Petrus, der erste römische Bischof wollte fliehen. Cölestin, der Einsiedler auf dem Papstthron, hat schnell aufgegeben. Paul VI. erwog, das Amtsalter zu begrenzen - schreckte aber zurück. Eine kurze Geschichte der pontifikalen (Beinah-)Rücktritte.

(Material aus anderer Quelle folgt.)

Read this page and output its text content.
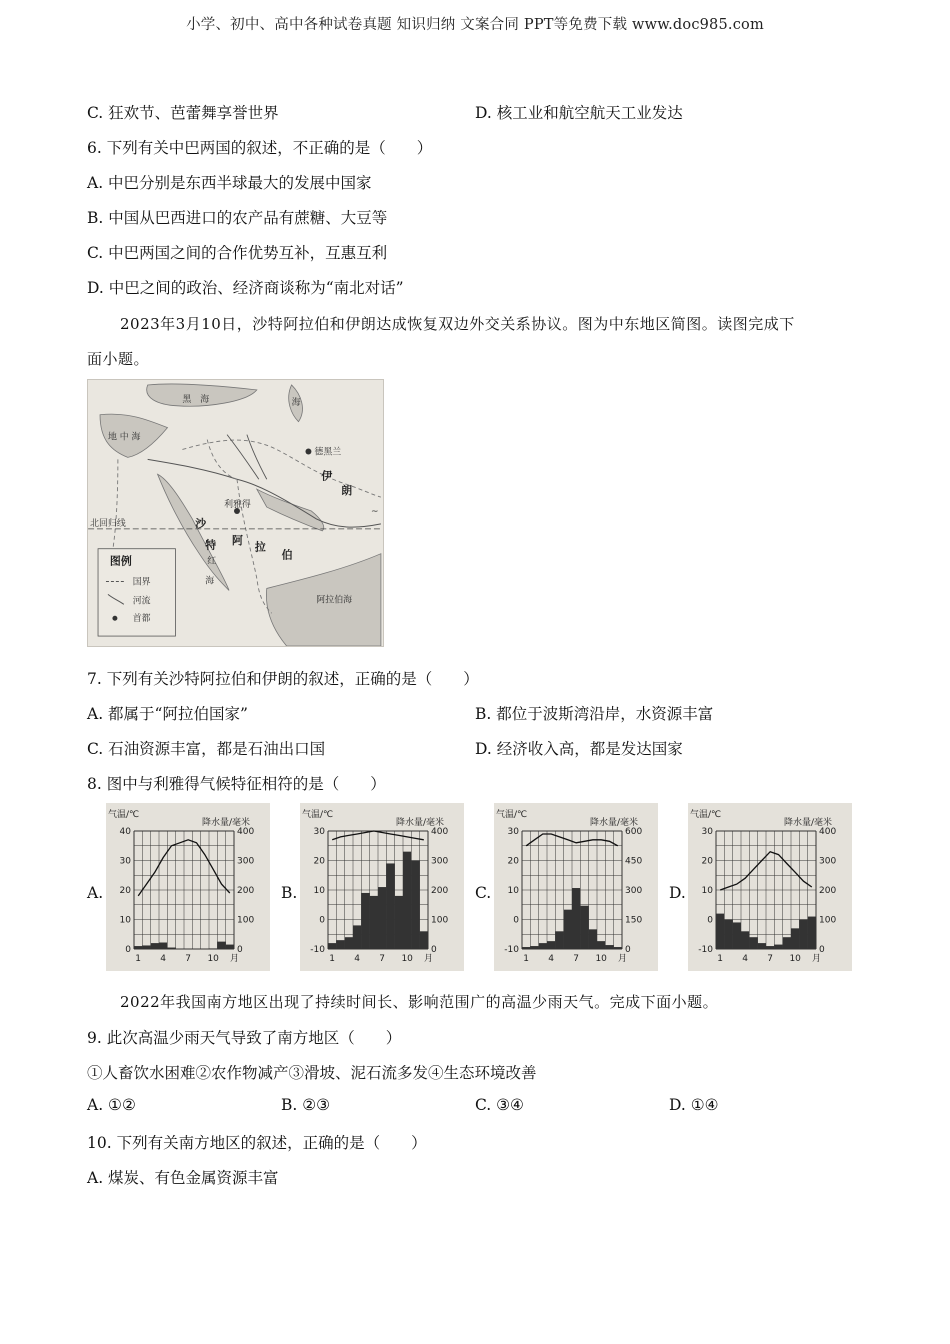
小学、初中、高中各种试卷真题 知识归纳 文案合同 PPT等免费下载 www.doc985.com
C. 狂欢节、芭蕾舞享誉世界	D. 核工业和航空航天工业发达
6. 下列有关中巴两国的叙述，不正确的是（　　）
A. 中巴分别是东西半球最大的发展中国家
B. 中国从巴西进口的农产品有蔗糖、大豆等
C. 中巴两国之间的合作优势互补，互惠互利
D. 中巴之间的政治、经济商谈称为“南北对话”
2023年3月10日，沙特阿拉伯和伊朗达成恢复双边外交关系协议。图为中东地区简图。读图完成下
面小题。
黑　海	海
地 中 海
德黑兰
伊
朗
利雅得
沙
特 阿
拉
伯
北回归线
红
海
阿拉伯海
~
图例
国界
河流
首都
7. 下列有关沙特阿拉伯和伊朗的叙述，正确的是（　　）
A. 都属于“阿拉伯国家”	B. 都位于波斯湾沿岸，水资源丰富
C. 石油资源丰富，都是石油出口国	D. 经济收入高，都是发达国家
8. 图中与利雅得气候特征相符的是（　　）
A.
气温/℃
降水量/毫米
0
10
20
30
40
0
100
200
300
400
1 4 7 10 月
B.
气温/℃
降水量/毫米
-10
0
10
20
30
0
100
200
300
400
1 4 7 10 月
C.
气温/℃
降水量/毫米
-10
0
10
20
30
0
150
300
450
600
1 4 7 10 月
D.
气温/℃
降水量/毫米
-10
0
10
20
30
0
100
200
300
400
1 4 7 10 月
2022年我国南方地区出现了持续时间长、影响范围广的高温少雨天气。完成下面小题。
9. 此次高温少雨天气导致了南方地区（　　）
①人畜饮水困难②农作物减产③滑坡、泥石流多发④生态环境改善
A. ①②	B. ②③	C. ③④	D. ①④
10. 下列有关南方地区的叙述，正确的是（　　）
A. 煤炭、有色金属资源丰富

Berlin - Ist ein Pontifex, der sich davonmacht, ein Deserteur? Am Anfang der kurzen Rücktrittsgeschichte des fast 2000-jährigen Papsttums steht eine rührende Legende. Die katholische Kirche leitet ihr zentrales Leitungsamt ja von Petrus ab, dem Bischof von Rom, den Jesus Christus zum Felsen der Kirche eingesetzt habe. Allerdings berichten die Evangelien auch von Schwächen dieses Stellvertreters, der seinen Chef in der Nacht vor Karfreitag dreimal verleugnete und daraufhin nach der Auferstehung dreifach insistierend befragt wurde: ob er ihn wirklich liebe. Eine Begegnung, die mit dem geheimnisvollen Satz endete: „Da du jung warst, gürtetest du dich selbst und gingst, wohin du wolltest. Bist du aber alt geworden, so … wird ein anderer dich gürten und führen, wohin du nicht willst.“ Der legendäre Rücktrittsversuch des ersten römischen Bischofs steht unter dieser Weissagung: Im Jahr der Christenverfolgung 67 flieht der gefährdete Petrus, will seine Gemeinde verlassen – und begegnet auf der Via Appia seinem Meister. „Domine quo vadis?“ Die Antwort Jesu, er sei unterwegs, um sich zum zweiten Mal kreuzigen zu lassen, trifft den Apostel ins Mark. Er macht kehrt, wird während Neros Massenhinrichtungen mit dem Kopf nach unten gekreuzigt.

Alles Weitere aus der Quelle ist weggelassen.